Get Over Yourself ...We're Only Disabled Part 5
Get. Over Yourself ... We're Only Disabled
I like the title of this chapter a lot, as I feel that every individual that has a disability will have their own specific needs and their own way that they will need to be cared for. We may have the same form/diagnosis of disability but not one of us will need the exact level of support as the next person will require and no one will have the same needs as another person. So this is why it is very important that you find out what a person’s needs are before supporting them, regardless of whether they are verbal or non-verbal. Talk it through with the person or use a technique that you both understand and work out a strategy that will work best for you and the individual. You can try a lot of different strategies and work out which one is more effective to support both of you but always remember the strategy that you use must fit around the person’s needs and allow them to feel as independent as they can be
Everyone has a right to say how they want to be cared for. A lot of people can explain through language or use a preferred communication, such as sign language, eye, head or body movement or a communication aid. However, the person decides what the best way to communicate is, this will help them to direct their care to the person that is supporting them and allows the person to tune into what they need or want. It is important to listen to how we want our care and make sure we have enough time to talk to the person and people need to remember that sometimes it takes people longer to communicate. It is just nicer for the person to know that you take their point of view about how they like to be cared for seriously. Also, it gives you and the person a chance to get to know each other.
How would you feel if you needed support and someone came into your space and cared for you without consulting you and just did your care the way they cared for everyone? I bet you'd feel pretty undignified and feel like your voice wasn't getting heard. This is why it is important to ask us how we want our care. Just thinking about the situation from the other side may help people to understand the way we want to be cared for. Another thing is that all people’s disabilities are different and will need more or less support, so just be aware of the wide range of support that people will need. It all relies on what level of dependency they have and how much they need to have faith and trust in you for support.
Caring for someone isn't just about getting the job done. Working with people with disabilities can be full time and we may require support at any time night or day. By closely working with the individual and getting to know them properly through spending time with them and knowing their interests and dislikes will help you to care for them more and do a great job. If you’re happy in your job, this can allow the person to feel happy with the care and support they are receiving. I have noticed when someone is caring for a person, that person responds more positively when the carer is happy and glad to be at work, rather than someone just doing the job because they have to. When people enjoy their job they are more willing to talk to the person and then they both get a positive vibe from learning from each other and getting to know how each of them likes to work.
Probably the first thing you will learn about when working with disabled people is that everyone will have their own way of doing tasks. This is where you just need to learn to adapt the way you work to suit an individual’s needs. This will happen every time you work with someone new; this is a massive chunk in your learning and you will probably pick it up very quickly when you start to get know the people you are working with.
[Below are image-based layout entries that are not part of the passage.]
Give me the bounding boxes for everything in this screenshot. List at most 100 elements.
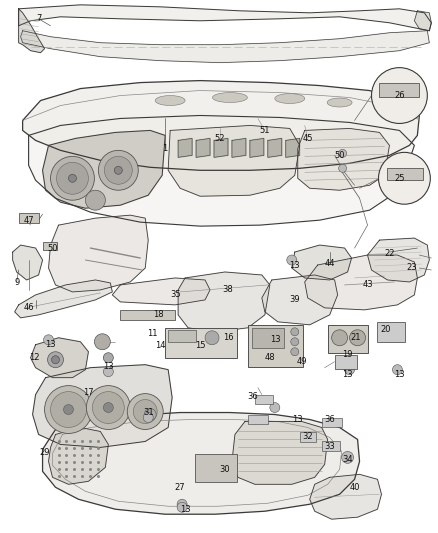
Text: 52: 52 bbox=[215, 134, 225, 143]
Polygon shape bbox=[168, 125, 300, 196]
Ellipse shape bbox=[275, 94, 305, 103]
Circle shape bbox=[133, 400, 157, 424]
Text: 39: 39 bbox=[290, 295, 300, 304]
Text: 9: 9 bbox=[14, 278, 19, 287]
Circle shape bbox=[378, 152, 430, 204]
Circle shape bbox=[291, 328, 299, 336]
Bar bbox=[335, 355, 357, 369]
Bar bbox=[19, 213, 39, 223]
Polygon shape bbox=[19, 9, 45, 53]
Circle shape bbox=[177, 502, 187, 512]
Circle shape bbox=[339, 149, 346, 157]
Text: 47: 47 bbox=[23, 216, 34, 224]
Bar bbox=[168, 330, 196, 342]
Text: 34: 34 bbox=[342, 455, 353, 464]
Text: 23: 23 bbox=[406, 263, 417, 272]
Circle shape bbox=[205, 331, 219, 345]
Text: 40: 40 bbox=[350, 483, 360, 492]
Circle shape bbox=[273, 330, 283, 340]
Polygon shape bbox=[232, 139, 246, 157]
Text: 14: 14 bbox=[155, 341, 166, 350]
Circle shape bbox=[291, 348, 299, 356]
Polygon shape bbox=[42, 413, 360, 514]
Circle shape bbox=[50, 392, 86, 427]
Text: 31: 31 bbox=[143, 408, 154, 417]
Polygon shape bbox=[49, 427, 108, 484]
Polygon shape bbox=[49, 215, 148, 292]
Bar bbox=[248, 325, 303, 367]
Polygon shape bbox=[32, 365, 172, 447]
Text: 29: 29 bbox=[39, 448, 50, 457]
Circle shape bbox=[177, 499, 187, 509]
Polygon shape bbox=[31, 338, 88, 378]
Text: 35: 35 bbox=[170, 290, 180, 300]
Bar bbox=[120, 310, 175, 320]
Text: 48: 48 bbox=[265, 353, 275, 362]
Text: 13: 13 bbox=[271, 335, 281, 344]
Bar bbox=[379, 83, 419, 96]
Text: 45: 45 bbox=[303, 134, 313, 143]
Circle shape bbox=[45, 385, 92, 433]
Bar bbox=[321, 441, 339, 451]
Circle shape bbox=[392, 365, 403, 375]
Text: 36: 36 bbox=[324, 415, 335, 424]
Ellipse shape bbox=[155, 95, 185, 106]
Text: 18: 18 bbox=[153, 310, 163, 319]
Polygon shape bbox=[23, 80, 419, 171]
Text: 38: 38 bbox=[223, 286, 233, 294]
Bar bbox=[252, 328, 284, 348]
Circle shape bbox=[270, 402, 280, 413]
Circle shape bbox=[92, 392, 124, 424]
Text: 49: 49 bbox=[297, 357, 307, 366]
Bar bbox=[378, 322, 406, 342]
Text: 16: 16 bbox=[223, 333, 233, 342]
Circle shape bbox=[103, 353, 113, 362]
Circle shape bbox=[345, 365, 355, 375]
Polygon shape bbox=[414, 11, 431, 31]
Circle shape bbox=[332, 330, 348, 346]
Circle shape bbox=[342, 451, 353, 463]
Text: 1: 1 bbox=[162, 144, 168, 153]
Circle shape bbox=[350, 330, 366, 346]
Circle shape bbox=[95, 334, 110, 350]
Polygon shape bbox=[367, 238, 429, 282]
Text: 7: 7 bbox=[36, 14, 41, 23]
Text: 13: 13 bbox=[45, 340, 56, 349]
Polygon shape bbox=[262, 275, 338, 325]
Bar bbox=[42, 242, 57, 250]
Polygon shape bbox=[196, 139, 210, 157]
Text: 46: 46 bbox=[23, 303, 34, 312]
Circle shape bbox=[339, 164, 346, 172]
Text: 13: 13 bbox=[103, 362, 114, 371]
Text: 13: 13 bbox=[342, 370, 353, 379]
Text: 13: 13 bbox=[290, 261, 300, 270]
Circle shape bbox=[371, 68, 427, 124]
Bar bbox=[328, 325, 367, 353]
Circle shape bbox=[114, 166, 122, 174]
Circle shape bbox=[52, 356, 60, 364]
Polygon shape bbox=[19, 5, 431, 31]
Circle shape bbox=[43, 335, 53, 345]
Circle shape bbox=[85, 190, 106, 210]
Polygon shape bbox=[112, 278, 210, 305]
Bar bbox=[165, 328, 237, 358]
Circle shape bbox=[99, 150, 138, 190]
Circle shape bbox=[68, 174, 77, 182]
Polygon shape bbox=[268, 139, 282, 157]
Ellipse shape bbox=[327, 98, 352, 107]
Text: 50: 50 bbox=[334, 151, 345, 160]
Text: 36: 36 bbox=[247, 392, 258, 401]
Circle shape bbox=[64, 405, 74, 415]
Circle shape bbox=[287, 255, 297, 265]
Text: 21: 21 bbox=[350, 333, 361, 342]
Circle shape bbox=[86, 385, 130, 430]
Circle shape bbox=[103, 367, 113, 377]
Text: 19: 19 bbox=[343, 350, 353, 359]
Polygon shape bbox=[286, 139, 300, 157]
Circle shape bbox=[57, 163, 88, 194]
Text: 22: 22 bbox=[384, 248, 395, 257]
Text: 50: 50 bbox=[47, 244, 58, 253]
Text: 30: 30 bbox=[220, 465, 230, 474]
Circle shape bbox=[104, 156, 132, 184]
Circle shape bbox=[48, 352, 64, 368]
Knowing that there is reliable person in an individual’s life will give them a sense of independence but the correct support needs to be put in place so that they can become stronger and self-reliant to do things for themselves with confidence. A little help here and there will support the person to grow in their independence and the help will go a long way to allow the person to be successful in their lives. By asking the person questions and talking through what support they need will give the person a better chance to receive the care that they require. Sometimes we can mostly do a lot for ourselves but a lot of the time people will need support and guidance.
Going back to the title of this chapter, by talking to us and getting to know what we need and how we need it, supports the person who is doing our care and builds that trustull and suitable relationship and it helps both people to feel confident and comfortable with each other.
Thank you for reading this chapter, I hope you enjoyed reading it.